From 1880 to 1912 most of the world’s rubber came from the Iquitos region of Peru.  European immigrants and speculators amassed fortunes. The wealth did not trickle down to the indigenous peoples of Iquitos.  Pressed into service as rubber collectors, they were killed en masse by smallpox, diptheria, yellow fever and overwork.  Today the mansions of Iquitos are a popular Peruvian tourist destination. The tour companies have been forced to import Indians from Brazil and Colombia, as the tribes of Iquitos are all gone now.  37% of Peru’s population lives below the official poverty line: in the rural areas this figure is closer to 75%. Most of these people are Indians and Mestizos, people whose lives have been on a downward spiral ever since Pizarro showed up.  Out of this cauldron came Sendero Luminoso, the Maoist “Shining Path” guerillas responsible for a 17-year war within Peru.

In 1980 Dr.
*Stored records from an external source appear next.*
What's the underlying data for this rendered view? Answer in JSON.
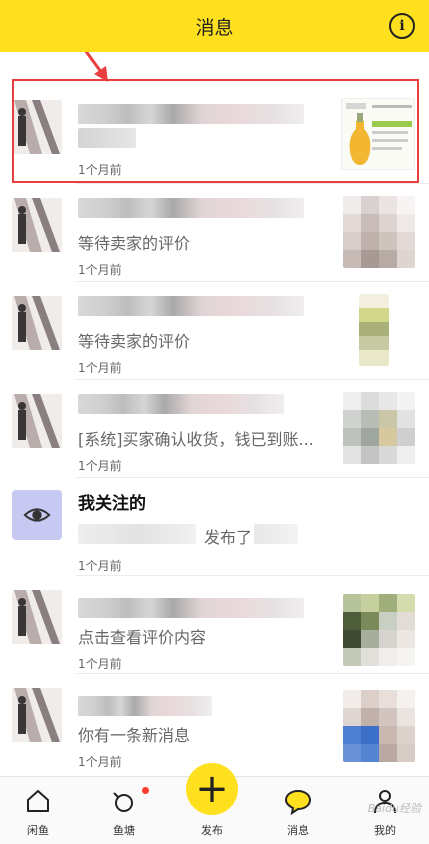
{
  "header": {
    "title": "消息",
    "info_icon_glyph": "i"
  },
  "messages": [
    {
      "preview": "",
      "time": "1个月前"
    },
    {
      "preview": "等待卖家的评价",
      "time": "1个月前"
    },
    {
      "preview": "等待卖家的评价",
      "time": "1个月前"
    },
    {
      "preview": "[系统]买家确认收货，钱已到账...",
      "time": "1个月前"
    },
    {
      "title": "我关注的",
      "preview": "发布了",
      "time": "1个月前"
    },
    {
      "preview": "点击查看评价内容",
      "time": "1个月前"
    },
    {
      "preview": "你有一条新消息",
      "time": "1个月前"
    }
  ],
  "tabbar": {
    "items": [
      {
        "label": "闲鱼",
        "icon": "home-icon"
      },
      {
        "label": "鱼塘",
        "icon": "pond-icon"
      },
      {
        "label": "发布",
        "icon": "plus-icon",
        "glyph": "+"
      },
      {
        "label": "消息",
        "icon": "chat-bubble-icon"
      },
      {
        "label": "我的",
        "icon": "profile-icon"
      }
    ]
  },
  "watermark": "Baidu经验",
  "colors": {
    "brand_yellow": "#ffe01e",
    "highlight_red": "#e83e3e",
    "notification_dot": "#ff3b30",
    "follow_icon_bg": "#c7c9f2"
  }
}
Rubén Abimael Guzman Reynoso, better known by his nom de guerre of “Chairman Gonzalo,” declared a People’s War against the government of Peru.  Inspired by the Cultural Revolution during his visits to China, Sendero Luminoso began a protracted campaign of struggle in an effort to “surround the cities from the countryside.” In the remote Andes mountains, SL guerillas launched attacks throughout Peru. While the SL leaders were typically Mestizo college students, they learned to speak Quecha and presented their Maoist utopia as a rebirth of the Inca Empire.  El Presidente Gonzalo soon attained a near-mythic status; even today SL documents praise him as the “greatest living embodiment of Marxism-Leninism-Maoism” and describe his “steely and unflinching Gonzalo Thought resolve” in terms more often found in bodice-rippers.  Throughout the 1980s Sendero Luminoso base camps sprung up throughout Peru, as did assaults on military and civilian targets.  A country which was already facing 7,000% inflation found itself rocked by a terrorist uprising.  The Fujimori government responded brutally, trampling civil rights and engaging in its own dirty war.  By the time Guzman was captured in 1992, some 27,000 people had died and some $30 billion in property had been destroyed. 
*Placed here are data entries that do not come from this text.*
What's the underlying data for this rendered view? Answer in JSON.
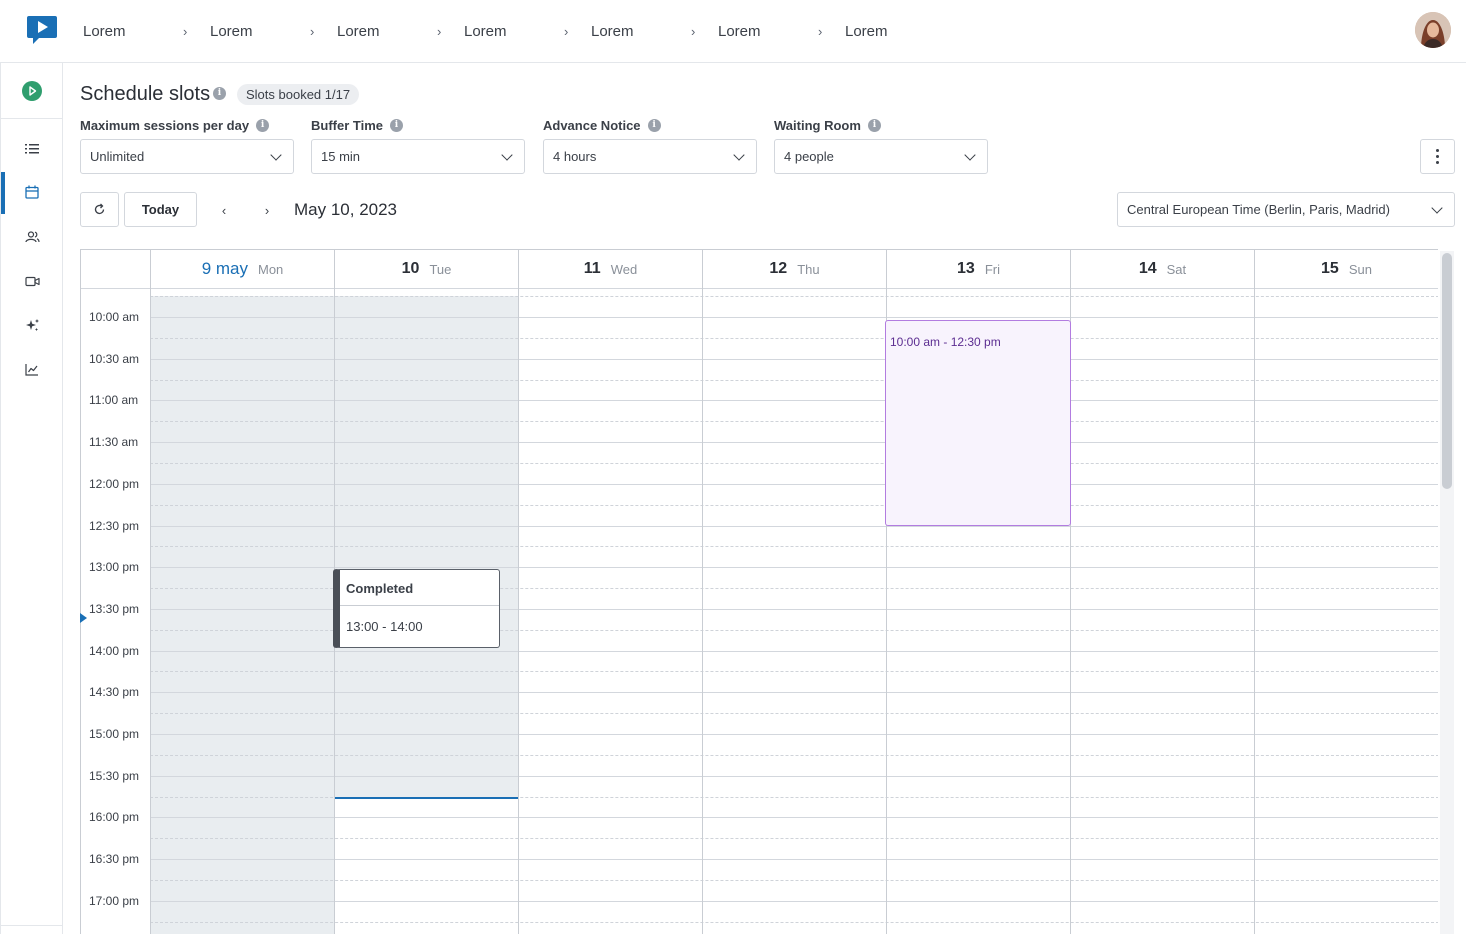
{
  "breadcrumbs": [
    "Lorem",
    "Lorem",
    "Lorem",
    "Lorem",
    "Lorem",
    "Lorem",
    "Lorem"
  ],
  "breadcrumb_separator": "›",
  "icons": {
    "logo": "video-play-logo-icon",
    "sidebar": [
      "play-circle-icon",
      "list-icon",
      "calendar-icon",
      "users-icon",
      "video-camera-icon",
      "sparkles-icon",
      "line-chart-icon"
    ]
  },
  "colors": {
    "accent": "#1a6fb5",
    "slot_border": "#b27ce0",
    "slot_text": "#5c2d91",
    "shade": "#e9edf0"
  },
  "header": {
    "title": "Schedule slots",
    "badge": "Slots booked 1/17"
  },
  "fields": [
    {
      "label": "Maximum sessions per day",
      "value": "Unlimited"
    },
    {
      "label": "Buffer Time",
      "value": "15 min"
    },
    {
      "label": "Advance Notice",
      "value": "4 hours"
    },
    {
      "label": "Waiting Room",
      "value": "4 people"
    }
  ],
  "toolbar": {
    "today_label": "Today",
    "prev_label": "‹",
    "next_label": "›",
    "current_date": "May 10, 2023",
    "timezone": "Central European Time (Berlin, Paris, Madrid)"
  },
  "days": [
    {
      "num": "9 may",
      "name": "Mon",
      "today": true
    },
    {
      "num": "10",
      "name": "Tue",
      "today": false
    },
    {
      "num": "11",
      "name": "Wed",
      "today": false
    },
    {
      "num": "12",
      "name": "Thu",
      "today": false
    },
    {
      "num": "13",
      "name": "Fri",
      "today": false
    },
    {
      "num": "14",
      "name": "Sat",
      "today": false
    },
    {
      "num": "15",
      "name": "Sun",
      "today": false
    }
  ],
  "times": [
    "10:00 am",
    "10:30 am",
    "11:00 am",
    "11:30 am",
    "12:00 pm",
    "12:30 pm",
    "13:00 pm",
    "13:30 pm",
    "14:00 pm",
    "14:30 pm",
    "15:00 pm",
    "15:30 pm",
    "16:00 pm",
    "16:30 pm",
    "17:00 pm"
  ],
  "events": {
    "completed": {
      "title": "Completed",
      "time": "13:00 - 14:00"
    },
    "slot": {
      "time": "10:00 am - 12:30 pm"
    }
  }
}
After Guzman’s arrest no comparable leader arose from the ranks; today some estimate that Sendero Luminoso has no more than 200 remaining members.  Even their rural support has eroded; Sendero Luminoso soldiers killed many civilians whom they labeled “revisionists” or “collaborators,” and their “revolutionary taxes” to support their cause were no more popular than taxes usually are.  Today Guzman sits in a maximum security prison off Chile’s coast; only seven other people are lodged there, including Carlos Montesinos, the Security Minister who captured him and who was later charged with bribery and treason.  (Guzman lodged a formal complaint, claiming Montesinos was a common criminal and didn’t deserve to be lodged in a military prison). 

Sendero Luminoso called for widespread boycotts in the recent elections (they see elections as a sham perpetrated by the ruling class, and prefer violence to ballots) but were unable to disrupt the proceedings.  While Sendero Luminoso pockets remain active in rural Peru (and have been implicated in cocaine trafficking there and in Colombia and Ecuador), it appears that their glory days have passed.  Still, it would be foolish to count Sendero Luminoso out just yet.  The widespread inequities which led to Guzman’s rise still exist, as do thinkers influenced by Sendero Luminoso and the Marxist-Leninist Tupac Amaru movement.  Should the financial crisis in Argentina lead to a domino effect, we could very well see a repeat of the 1980s bloodshed.